Kasus 1:
Asalamualaikum warahmatullahi wabarakatu…..
Saya bingung menghadapi kehidupan rumah tangga saya saat ini, saya mempunyai seorang anak umurnya 2 tahun dan suami yang sangat mudah tersinggung dan suka emosi, selama +-3 tahun umur pernikahan kami kami sering sekali bertengkar dan sudah tiga kali suami saya main tangan. padahal masalah yang kita hadapi adalah masalah yang sepele saja.
Yang saya pertanyakan apa jalan yang harus saya tempuh sekarang untuk menghadapi suami saya ini. apa saya mesti minta cerai saja padanya.

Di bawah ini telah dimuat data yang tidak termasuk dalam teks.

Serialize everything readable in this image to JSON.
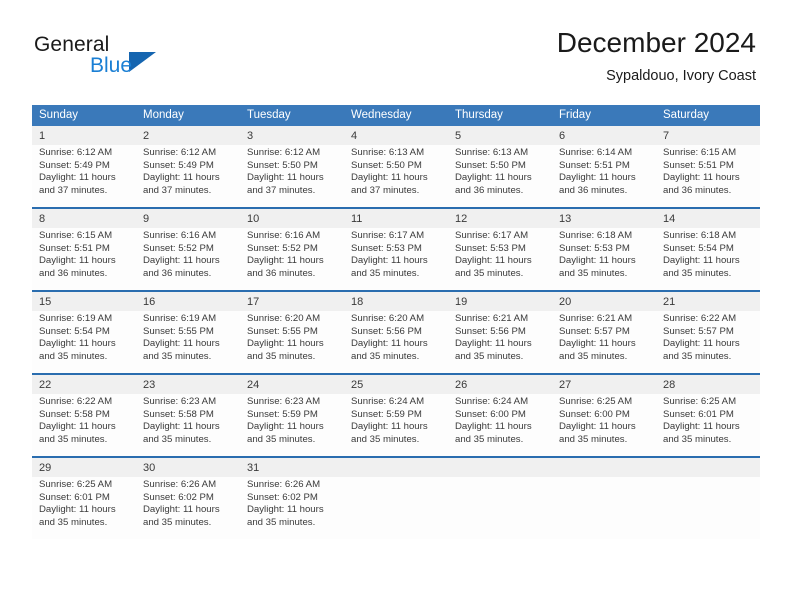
{
  "brand": {
    "name_part1": "General",
    "name_part2": "Blue"
  },
  "header": {
    "month_title": "December 2024",
    "location": "Sypaldouo, Ivory Coast"
  },
  "colors": {
    "header_blue": "#3a79ba",
    "separator_blue": "#2a6daf",
    "daynum_background": "#f0f0f0",
    "logo_blue": "#1a7fd4",
    "logo_triangle": "#1565b0"
  },
  "calendar": {
    "weekday_headers": [
      "Sunday",
      "Monday",
      "Tuesday",
      "Wednesday",
      "Thursday",
      "Friday",
      "Saturday"
    ],
    "weeks": [
      {
        "days": [
          {
            "num": "1",
            "sunrise": "Sunrise: 6:12 AM",
            "sunset": "Sunset: 5:49 PM",
            "daylight1": "Daylight: 11 hours",
            "daylight2": "and 37 minutes."
          },
          {
            "num": "2",
            "sunrise": "Sunrise: 6:12 AM",
            "sunset": "Sunset: 5:49 PM",
            "daylight1": "Daylight: 11 hours",
            "daylight2": "and 37 minutes."
          },
          {
            "num": "3",
            "sunrise": "Sunrise: 6:12 AM",
            "sunset": "Sunset: 5:50 PM",
            "daylight1": "Daylight: 11 hours",
            "daylight2": "and 37 minutes."
          },
          {
            "num": "4",
            "sunrise": "Sunrise: 6:13 AM",
            "sunset": "Sunset: 5:50 PM",
            "daylight1": "Daylight: 11 hours",
            "daylight2": "and 37 minutes."
          },
          {
            "num": "5",
            "sunrise": "Sunrise: 6:13 AM",
            "sunset": "Sunset: 5:50 PM",
            "daylight1": "Daylight: 11 hours",
            "daylight2": "and 36 minutes."
          },
          {
            "num": "6",
            "sunrise": "Sunrise: 6:14 AM",
            "sunset": "Sunset: 5:51 PM",
            "daylight1": "Daylight: 11 hours",
            "daylight2": "and 36 minutes."
          },
          {
            "num": "7",
            "sunrise": "Sunrise: 6:15 AM",
            "sunset": "Sunset: 5:51 PM",
            "daylight1": "Daylight: 11 hours",
            "daylight2": "and 36 minutes."
          }
        ]
      },
      {
        "days": [
          {
            "num": "8",
            "sunrise": "Sunrise: 6:15 AM",
            "sunset": "Sunset: 5:51 PM",
            "daylight1": "Daylight: 11 hours",
            "daylight2": "and 36 minutes."
          },
          {
            "num": "9",
            "sunrise": "Sunrise: 6:16 AM",
            "sunset": "Sunset: 5:52 PM",
            "daylight1": "Daylight: 11 hours",
            "daylight2": "and 36 minutes."
          },
          {
            "num": "10",
            "sunrise": "Sunrise: 6:16 AM",
            "sunset": "Sunset: 5:52 PM",
            "daylight1": "Daylight: 11 hours",
            "daylight2": "and 36 minutes."
          },
          {
            "num": "11",
            "sunrise": "Sunrise: 6:17 AM",
            "sunset": "Sunset: 5:53 PM",
            "daylight1": "Daylight: 11 hours",
            "daylight2": "and 35 minutes."
          },
          {
            "num": "12",
            "sunrise": "Sunrise: 6:17 AM",
            "sunset": "Sunset: 5:53 PM",
            "daylight1": "Daylight: 11 hours",
            "daylight2": "and 35 minutes."
          },
          {
            "num": "13",
            "sunrise": "Sunrise: 6:18 AM",
            "sunset": "Sunset: 5:53 PM",
            "daylight1": "Daylight: 11 hours",
            "daylight2": "and 35 minutes."
          },
          {
            "num": "14",
            "sunrise": "Sunrise: 6:18 AM",
            "sunset": "Sunset: 5:54 PM",
            "daylight1": "Daylight: 11 hours",
            "daylight2": "and 35 minutes."
          }
        ]
      },
      {
        "days": [
          {
            "num": "15",
            "sunrise": "Sunrise: 6:19 AM",
            "sunset": "Sunset: 5:54 PM",
            "daylight1": "Daylight: 11 hours",
            "daylight2": "and 35 minutes."
          },
          {
            "num": "16",
            "sunrise": "Sunrise: 6:19 AM",
            "sunset": "Sunset: 5:55 PM",
            "daylight1": "Daylight: 11 hours",
            "daylight2": "and 35 minutes."
          },
          {
            "num": "17",
            "sunrise": "Sunrise: 6:20 AM",
            "sunset": "Sunset: 5:55 PM",
            "daylight1": "Daylight: 11 hours",
            "daylight2": "and 35 minutes."
          },
          {
            "num": "18",
            "sunrise": "Sunrise: 6:20 AM",
            "sunset": "Sunset: 5:56 PM",
            "daylight1": "Daylight: 11 hours",
            "daylight2": "and 35 minutes."
          },
          {
            "num": "19",
            "sunrise": "Sunrise: 6:21 AM",
            "sunset": "Sunset: 5:56 PM",
            "daylight1": "Daylight: 11 hours",
            "daylight2": "and 35 minutes."
          },
          {
            "num": "20",
            "sunrise": "Sunrise: 6:21 AM",
            "sunset": "Sunset: 5:57 PM",
            "daylight1": "Daylight: 11 hours",
            "daylight2": "and 35 minutes."
          },
          {
            "num": "21",
            "sunrise": "Sunrise: 6:22 AM",
            "sunset": "Sunset: 5:57 PM",
            "daylight1": "Daylight: 11 hours",
            "daylight2": "and 35 minutes."
          }
        ]
      },
      {
        "days": [
          {
            "num": "22",
            "sunrise": "Sunrise: 6:22 AM",
            "sunset": "Sunset: 5:58 PM",
            "daylight1": "Daylight: 11 hours",
            "daylight2": "and 35 minutes."
          },
          {
            "num": "23",
            "sunrise": "Sunrise: 6:23 AM",
            "sunset": "Sunset: 5:58 PM",
            "daylight1": "Daylight: 11 hours",
            "daylight2": "and 35 minutes."
          },
          {
            "num": "24",
            "sunrise": "Sunrise: 6:23 AM",
            "sunset": "Sunset: 5:59 PM",
            "daylight1": "Daylight: 11 hours",
            "daylight2": "and 35 minutes."
          },
          {
            "num": "25",
            "sunrise": "Sunrise: 6:24 AM",
            "sunset": "Sunset: 5:59 PM",
            "daylight1": "Daylight: 11 hours",
            "daylight2": "and 35 minutes."
          },
          {
            "num": "26",
            "sunrise": "Sunrise: 6:24 AM",
            "sunset": "Sunset: 6:00 PM",
            "daylight1": "Daylight: 11 hours",
            "daylight2": "and 35 minutes."
          },
          {
            "num": "27",
            "sunrise": "Sunrise: 6:25 AM",
            "sunset": "Sunset: 6:00 PM",
            "daylight1": "Daylight: 11 hours",
            "daylight2": "and 35 minutes."
          },
          {
            "num": "28",
            "sunrise": "Sunrise: 6:25 AM",
            "sunset": "Sunset: 6:01 PM",
            "daylight1": "Daylight: 11 hours",
            "daylight2": "and 35 minutes."
          }
        ]
      },
      {
        "days": [
          {
            "num": "29",
            "sunrise": "Sunrise: 6:25 AM",
            "sunset": "Sunset: 6:01 PM",
            "daylight1": "Daylight: 11 hours",
            "daylight2": "and 35 minutes."
          },
          {
            "num": "30",
            "sunrise": "Sunrise: 6:26 AM",
            "sunset": "Sunset: 6:02 PM",
            "daylight1": "Daylight: 11 hours",
            "daylight2": "and 35 minutes."
          },
          {
            "num": "31",
            "sunrise": "Sunrise: 6:26 AM",
            "sunset": "Sunset: 6:02 PM",
            "daylight1": "Daylight: 11 hours",
            "daylight2": "and 35 minutes."
          },
          {
            "num": "",
            "sunrise": "",
            "sunset": "",
            "daylight1": "",
            "daylight2": ""
          },
          {
            "num": "",
            "sunrise": "",
            "sunset": "",
            "daylight1": "",
            "daylight2": ""
          },
          {
            "num": "",
            "sunrise": "",
            "sunset": "",
            "daylight1": "",
            "daylight2": ""
          },
          {
            "num": "",
            "sunrise": "",
            "sunset": "",
            "daylight1": "",
            "daylight2": ""
          }
        ]
      }
    ]
  }
}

Terima kasih atas jawan dan solusi yang Ibu berikan pada saya.
Wasalam,
Fitri
Kasus 2:
Assalamu’alaikum
Saya isteri 33 tahun dan suami 38 tahun menikah sudah 3 tahun dan dikaruniai 2 anak. sudah 3 tahun kami berumah tangga tapi suami tidak bersikap dewasa, saya selalu mengajak dia komunikasi dari nada lembut sampai keras tapi suami tidak menanggapi hanya diam saja dan selalu seperti itu. susah dimintakan pendapat dan selalu bicara pada orang lain terlebih dahulu dari pada ke saya isterinya itu yang tidak saya suka.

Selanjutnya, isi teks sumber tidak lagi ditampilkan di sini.